With the possible exception of the Clippers, who have five rookies playing under former Bullets' Coach Gene Shue, the Bullets won't have the luxury in their upcoming games of going against teams more disjointed than themselves. That was definitely the case last weekend. Both New York and New Jersey were winless when they played Washington, which struggled to gain its first wins of the season.
The Bullets aren't as talent-starved as the Knicks or as injury-riddled as the Nets. Their problem is one of unfamiliarity, a team equation that became more addled when starting forward Terry Catledge sat out both weekend games with a jammed neck and point guard Tyrone Bogues missed most of the New Jersey game with a strained left forearm.
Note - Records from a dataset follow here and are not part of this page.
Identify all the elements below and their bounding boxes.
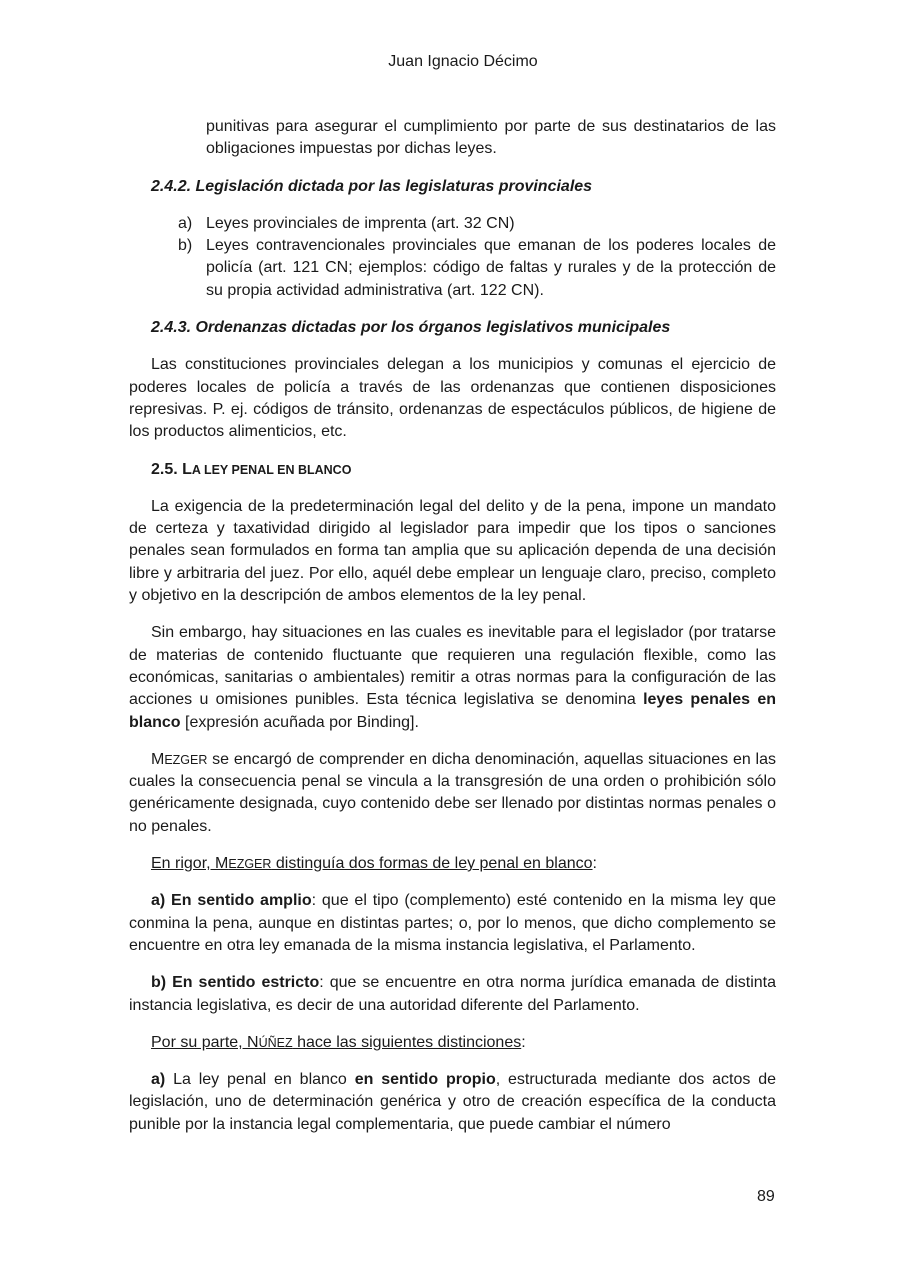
list-item-label: a) — [178, 214, 193, 232]
list-item-text: Leyes provinciales de imprenta (art. 32 CN) — [206, 214, 515, 232]
provincial-legislation-list — [129, 213, 776, 302]
paragraph: Las constituciones provinciales delegan a los municipios y comunas el ejercicio de poderes locales de policía a través de las ordenanzas que contienen disposiciones represivas. P. ej. códigos de tránsito, ordenanzas de espectáculos públicos, de higiene de los productos alimenticios, etc. — [129, 356, 776, 441]
paragraph: a) La ley penal en blanco en sentido propio, estructurada mediante dos actos de legislación, uno de determinación genérica y otro de creación específica de la conducta punible por la instancia legal complementaria, que puede cambiar el número — [129, 1071, 777, 1133]
list-item — [178, 213, 776, 235]
section-heading-2-4-3: 2.4.3. Ordenanzas dictadas por los órganos legislativos municipales — [151, 319, 671, 337]
paragraph: b) En sentido estricto: que se encuentre en otra norma jurídica emanada de distinta instancia legislativa, es decir de una autoridad diferente del Parlamento. — [129, 974, 776, 1014]
bold-term: a) En sentido amplio — [151, 892, 312, 910]
bold-term: en sentido propio — [354, 1071, 496, 1089]
page-body — [129, 116, 776, 1151]
paragraph: Sin embargo, hay situaciones en las cuales es inevitable para el legislador (por tratarse de materias de contenido fluctuante que requieren una regulación flexible, como las económicas, sanitarias o ambientales) remitir a otras normas para la configuración de las acciones u omisiones punibles. Esta técnica legislativa se denomina leyes penales en blanco [expresión acuñada por Binding]. — [129, 624, 776, 731]
running-header: Juan Ignacio Décimo — [388, 53, 538, 70]
paragraph: Por su parte, NÚÑEZ hace las siguientes distinciones: — [151, 1033, 526, 1051]
list-item-label: b) — [178, 237, 193, 255]
paragraph: En rigor, MEZGER distinguía dos formas de ley penal en blanco: — [151, 855, 597, 873]
section-heading-2-4-2: 2.4.2. Legislación dictada por las legislaturas provinciales — [151, 177, 593, 195]
list-item-text: Leyes contravencionales provinciales que emanan de los poderes locales de policía (art. 121 CN; ejemplos: código de faltas y rurales y de la protección de su propia actividad administrativa (art. 122 CN). — [206, 237, 776, 299]
list-item — [178, 235, 776, 302]
bold-term: leyes penales en blanco — [129, 691, 776, 731]
section-heading-2-5: 2.5. LA LEY PENAL EN BLANCO — [151, 460, 352, 478]
paragraph: MEZGER se encargó de comprender en dicha denominación, aquellas situaciones en las cuales la consecuencia penal se vincula a la transgresión de una orden o prohibición sólo genéricamente designada, cuyo contenido debe ser llenado por distintas normas penales o no penales. — [129, 750, 776, 835]
paragraph: La exigencia de la predeterminación legal del delito y de la pena, impone un mandato de certeza y taxatividad dirigido al legislador para impedir que los tipos o sanciones penales sean formulados en forma tan amplia que su aplicación dependa de una decisión libre y arbitraria del juez. Por ello, aquél debe emplear un lenguaje claro, preciso, completo y objetivo en la descripción de ambos elementos de la ley penal. — [129, 497, 776, 605]
paragraph: a) En sentido amplio: que el tipo (complemento) esté contenido en la misma ley que conmina la pena, aunque en distintas partes; o, por lo menos, que dicho complemento se encuentre en otra ley emanada de la misma instancia legislativa, el Parlamento. — [129, 892, 776, 954]
page-number: 89 — [757, 1188, 775, 1205]
continuation-paragraph: punitivas para asegurar el cumplimiento por parte de sus destinatarios de las obligaciones impuestas por dichas leyes. — [206, 118, 776, 158]
bold-term: b) En sentido estricto — [151, 974, 320, 992]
Catledge remains doubtful for Tuesday night's game. Bogues, however, said he was hopeful he'd be able to play against the Bulls. Besides their inexperience playing together, the injuries have only further tested Coach Kevin Loughery's juggling skills.
"We're going to have to start putting stuff in for different lineups. You can't run the same offense for every player," he said. "It's gonna take a while to get to know everyone but we're hanging in there. Some of our people shoot it well but they don't play defense; we have to figure all that out."